Ещё хуже приходилось во времена редких течек. Тогда солнце, казалось, проникало под кожу, медленно поджаривая меня изнутри. Отец перебирался в самые дешёвые мотели, если не успевал завести знакомых на новом месте, оставляя меня сходить с ума в одиночестве.
Сейчас я чувствовал себя так, словно только что пережил обе неприятности… несколько раз подряд. Я уже проснулся и хотел раскрыть глаза, но веки весили целую тонну и на то, чтобы наконец увидеть свет, ушла уйма времени.
Искусственные лампы резали глаза и я не сразу понял, где нахожусь, хотя характерное попискивание наводило на определённые мысли.
Я не ошибся.

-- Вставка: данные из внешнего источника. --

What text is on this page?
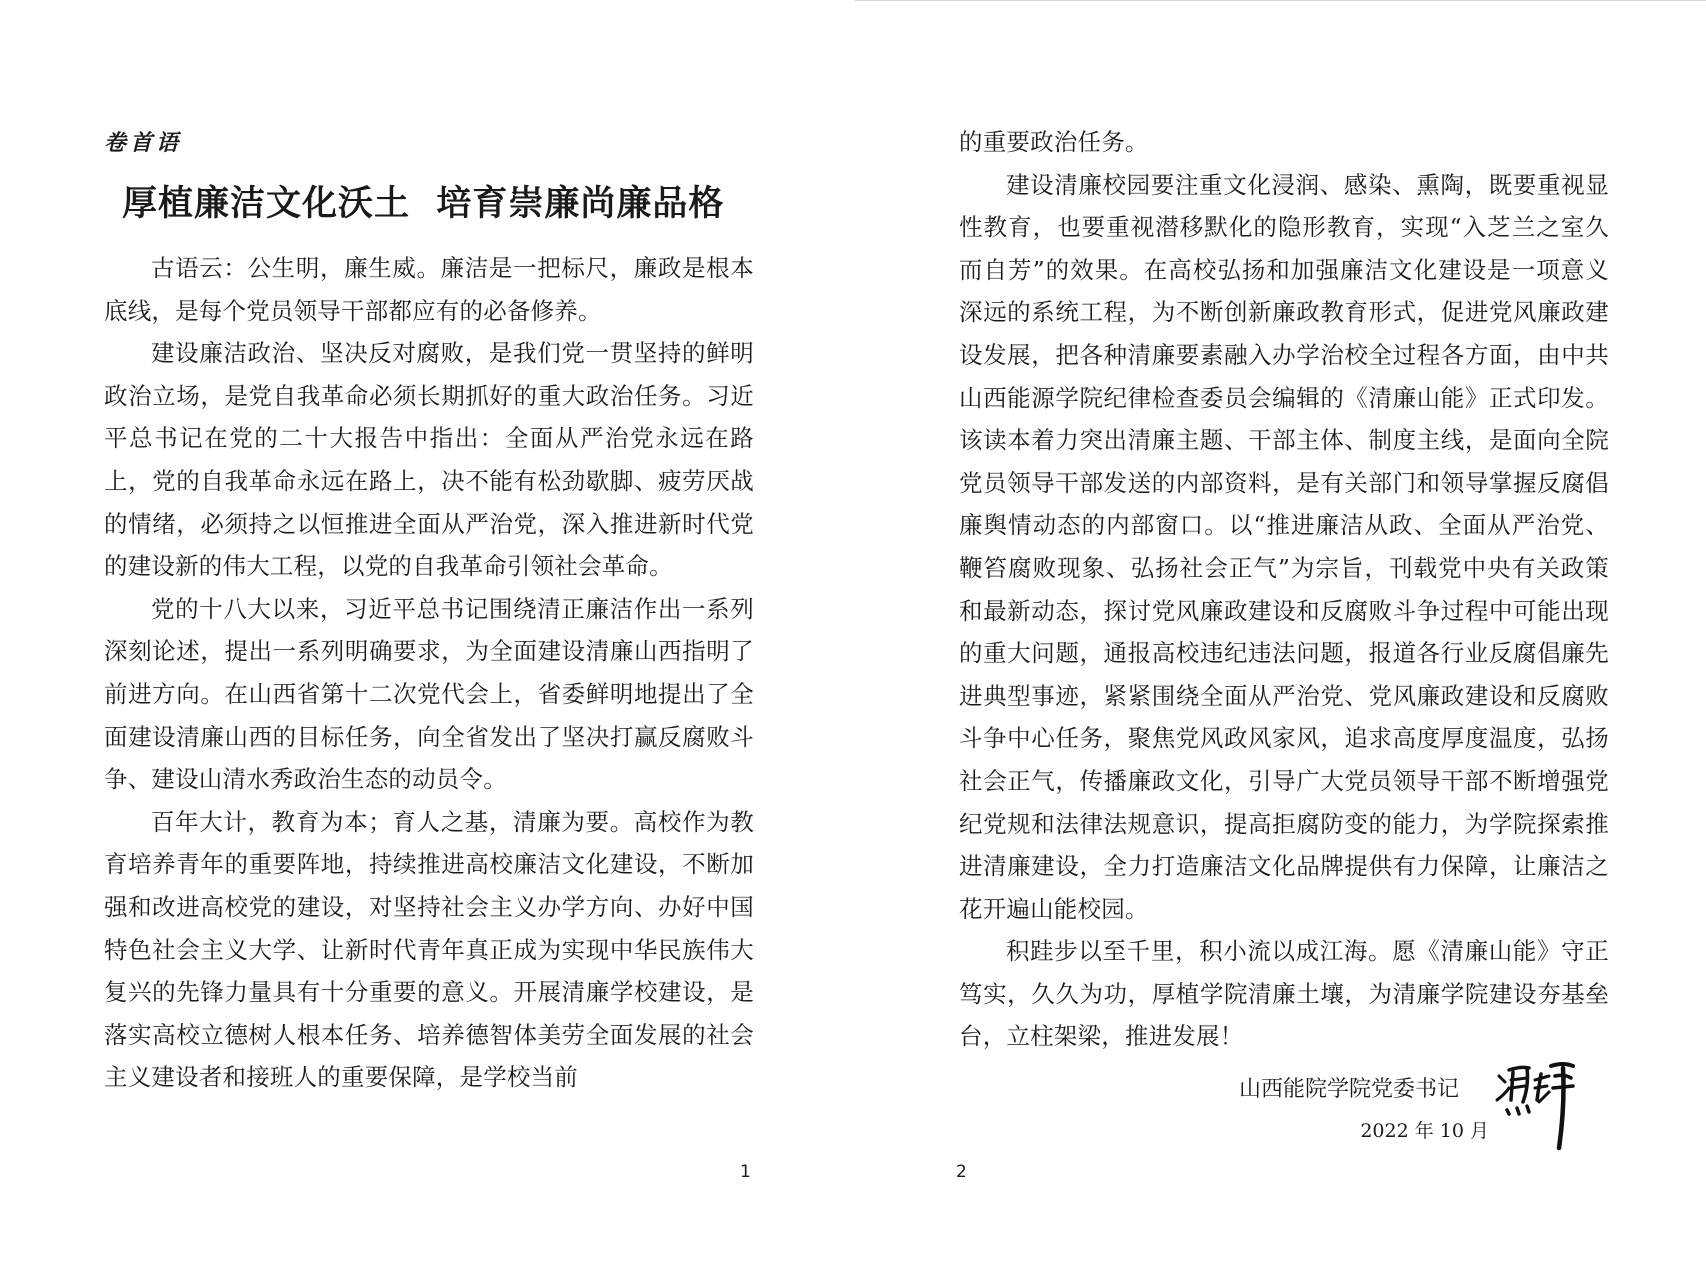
卷首语
厚植廉洁文化沃土  培育崇廉尚廉品格

古语云：公生明，廉生威。廉洁是一把标尺，廉政是根本底线，是每个党员领导干部都应有的必备修养。

建设廉洁政治、坚决反对腐败，是我们党一贯坚持的鲜明政治立场，是党自我革命必须长期抓好的重大政治任务。习近平总书记在党的二十大报告中指出：全面从严治党永远在路上，党的自我革命永远在路上，决不能有松劲歇脚、疲劳厌战的情绪，必须持之以恒推进全面从严治党，深入推进新时代党的建设新的伟大工程，以党的自我革命引领社会革命。

党的十八大以来，习近平总书记围绕清正廉洁作出一系列深刻论述，提出一系列明确要求，为全面建设清廉山西指明了前进方向。在山西省第十二次党代会上，省委鲜明地提出了全面建设清廉山西的目标任务，向全省发出了坚决打赢反腐败斗争、建设山清水秀政治生态的动员令。

百年大计，教育为本；育人之基，清廉为要。高校作为教育培养青年的重要阵地，持续推进高校廉洁文化建设，不断加强和改进高校党的建设，对坚持社会主义办学方向、办好中国特色社会主义大学、让新时代青年真正成为实现中华民族伟大复兴的先锋力量具有十分重要的意义。开展清廉学校建设，是落实高校立德树人根本任务、培养德智体美劳全面发展的社会主义建设者和接班人的重要保障，是学校当前

1

的重要政治任务。

建设清廉校园要注重文化浸润、感染、熏陶，既要重视显性教育，也要重视潜移默化的隐形教育，实现“入芝兰之室久而自芳”的效果。在高校弘扬和加强廉洁文化建设是一项意义深远的系统工程，为不断创新廉政教育形式，促进党风廉政建设发展，把各种清廉要素融入办学治校全过程各方面，由中共山西能源学院纪律检查委员会编辑的《清廉山能》正式印发。该读本着力突出清廉主题、干部主体、制度主线，是面向全院党员领导干部发送的内部资料，是有关部门和领导掌握反腐倡廉舆情动态的内部窗口。以“推进廉洁从政、全面从严治党、鞭笞腐败现象、弘扬社会正气”为宗旨，刊载党中央有关政策和最新动态，探讨党风廉政建设和反腐败斗争过程中可能出现的重大问题，通报高校违纪违法问题，报道各行业反腐倡廉先进典型事迹，紧紧围绕全面从严治党、党风廉政建设和反腐败斗争中心任务，聚焦党风政风家风，追求高度厚度温度，弘扬社会正气，传播廉政文化，引导广大党员领导干部不断增强党纪党规和法律法规意识，提高拒腐防变的能力，为学院探索推进清廉建设，全力打造廉洁文化品牌提供有力保障，让廉洁之花开遍山能校园。

积跬步以至千里，积小流以成江海。愿《清廉山能》守正笃实，久久为功，厚植学院清廉土壤，为清廉学院建设夯基垒台，立柱架梁，推进发展！

山西能院学院党委书记
2022 年 10 月
2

Скользя взглядом вдоль белых панелей идеально белых стен, я пытался вспомнить, как очутился в больнице.
— Энди? — позвал знакомый голос. О том, чтобы повернуть голову, не могло быть и речи, но отец уже в следующий миг припал к изголовью кровати, очутившись в поле зрения. Осунувшийся, с внушительной щетиной, он смотрел на меня так, словно уже не надеялся увидеть.
— Привет, — попытался сказать я, но из сухого горла вырвался хрип.
— Сейчас, — засуетился родитель и уже через несколько секунд я с неожиданным удовольствием промочил горло. — Как ты себя чувствуешь? — спросил он чуть погодя, видя, что мне слегка полегчало.
Говорить не хотелось — казалось, что сил не было даже для пары слов, но, видя тревогу на единственном дорогом лице, я не мог промолчать.
— Судя по твоему виду, — с усилием потекли слова, — и тому, что я на больничной койке, самочувствие у меня неважное. — Предложение отняло едва скопившиеся силы и я затих, переводя дыхание.
— Шутишь, — улыбнулся отец и на лице его возникла вымученная улыбка. — Ничего, сынок, как только ты почувствуешь себя лучше, мы уедем отсюда. Только сначала я найду того ублюдка, что чуть не… — договорить отец не смог, но этого и не требовалось, всё и так было написано на его лице.
Не успел я сообразить, что ответить, как он исчез, чтобы через минуту вернуться в сопровождении врача, пары полицейских и ещё двоих мужчин, один из которых показался мне смутно знакомым.
Первым ко мне подошёл врач. Проверив показатели приборов, он зажёг надо мной фонарик и попросил следить за светом. В это время в палате стояла абсолютная тишина.